In a recent New York Times op-ed titled “Wanted: A Theology of Atheism,” Molly Worthen describes Sunday Gatherings, atheist get-togethers that involve singing “hymns” like “Walking on Sunshine” or “Lean on Me,” followed by a lecture on the tenets of secular humanism. Worthen goes on to defend the movement as more than a materialistic replacement for church. She also describes atheists as a group only recently tolerated enough to be boldly open about their worldview.
One interesting point Worthen addresses is this: “Nonbelievers … hope that if they emphasize good works over grand argument, they can convince the bigots that atheists are decent human beings.”

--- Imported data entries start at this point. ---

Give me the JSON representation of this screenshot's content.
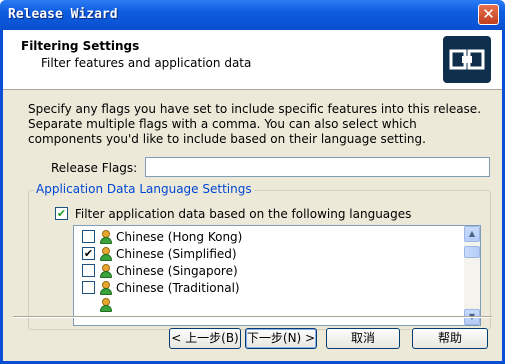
{
  "window": {
    "title": "Release Wizard",
    "close": "✕"
  },
  "header": {
    "title": "Filtering Settings",
    "subtitle": "Filter features and application data",
    "logo": "release-logo-icon"
  },
  "description": "Specify any flags you have set to include specific features into this release. Separate multiple flags with a comma. You can also select which components you'd like to include based on their language setting.",
  "release_flags": {
    "label": "Release Flags:",
    "value": ""
  },
  "language_group": {
    "legend": "Application Data Language Settings",
    "filter_checkbox": {
      "label": "Filter application data based on the following languages",
      "checked": true
    },
    "languages": [
      {
        "label": "Chinese (Hong Kong)",
        "checked": false
      },
      {
        "label": "Chinese (Simplified)",
        "checked": true
      },
      {
        "label": "Chinese (Singapore)",
        "checked": false
      },
      {
        "label": "Chinese (Traditional)",
        "checked": false
      }
    ]
  },
  "buttons": {
    "back": "< 上一步(B)",
    "next": "下一步(N) >",
    "cancel": "取消",
    "help": "帮助"
  },
  "colors": {
    "titlebar": "#0a4fd6",
    "legend": "#0046d5",
    "logo": "#0f2f4d"
  }
}
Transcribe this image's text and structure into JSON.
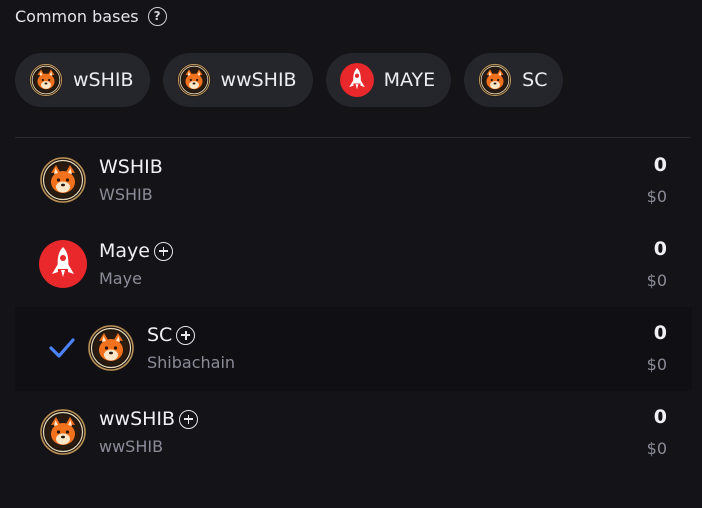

Some Christians have indeed expressed skepticism that atheists can be as altruistic as a Sunday Gathering might claim. In a Christian Post opinion piece responding to a recent Pew report about the decline of Christianity in America, Richard Land suggested that “a more secular, less ‘Christian’ America will become less exceptional, less altruistic, and more self-centered, self-absorbed, and disconnected.”
So, can athiests be altruistic?
The Bible teaches that humankind is sinful, that “all have sinned and fall short of the glory of God.” Humans hurt others, break God’s law and act selfishly. People do what they want and what they want isn’t good.
As Christians, we believe that there is a higher calling than even altruism.
Altruism is acting with unselfish motives. Can an atheist mother care for her child selflessly? Or only a Christian mother? It seems that both can. Abraham Kuyper’s concept of common grace argues that God works in the world even through the lives of people who don’t believe.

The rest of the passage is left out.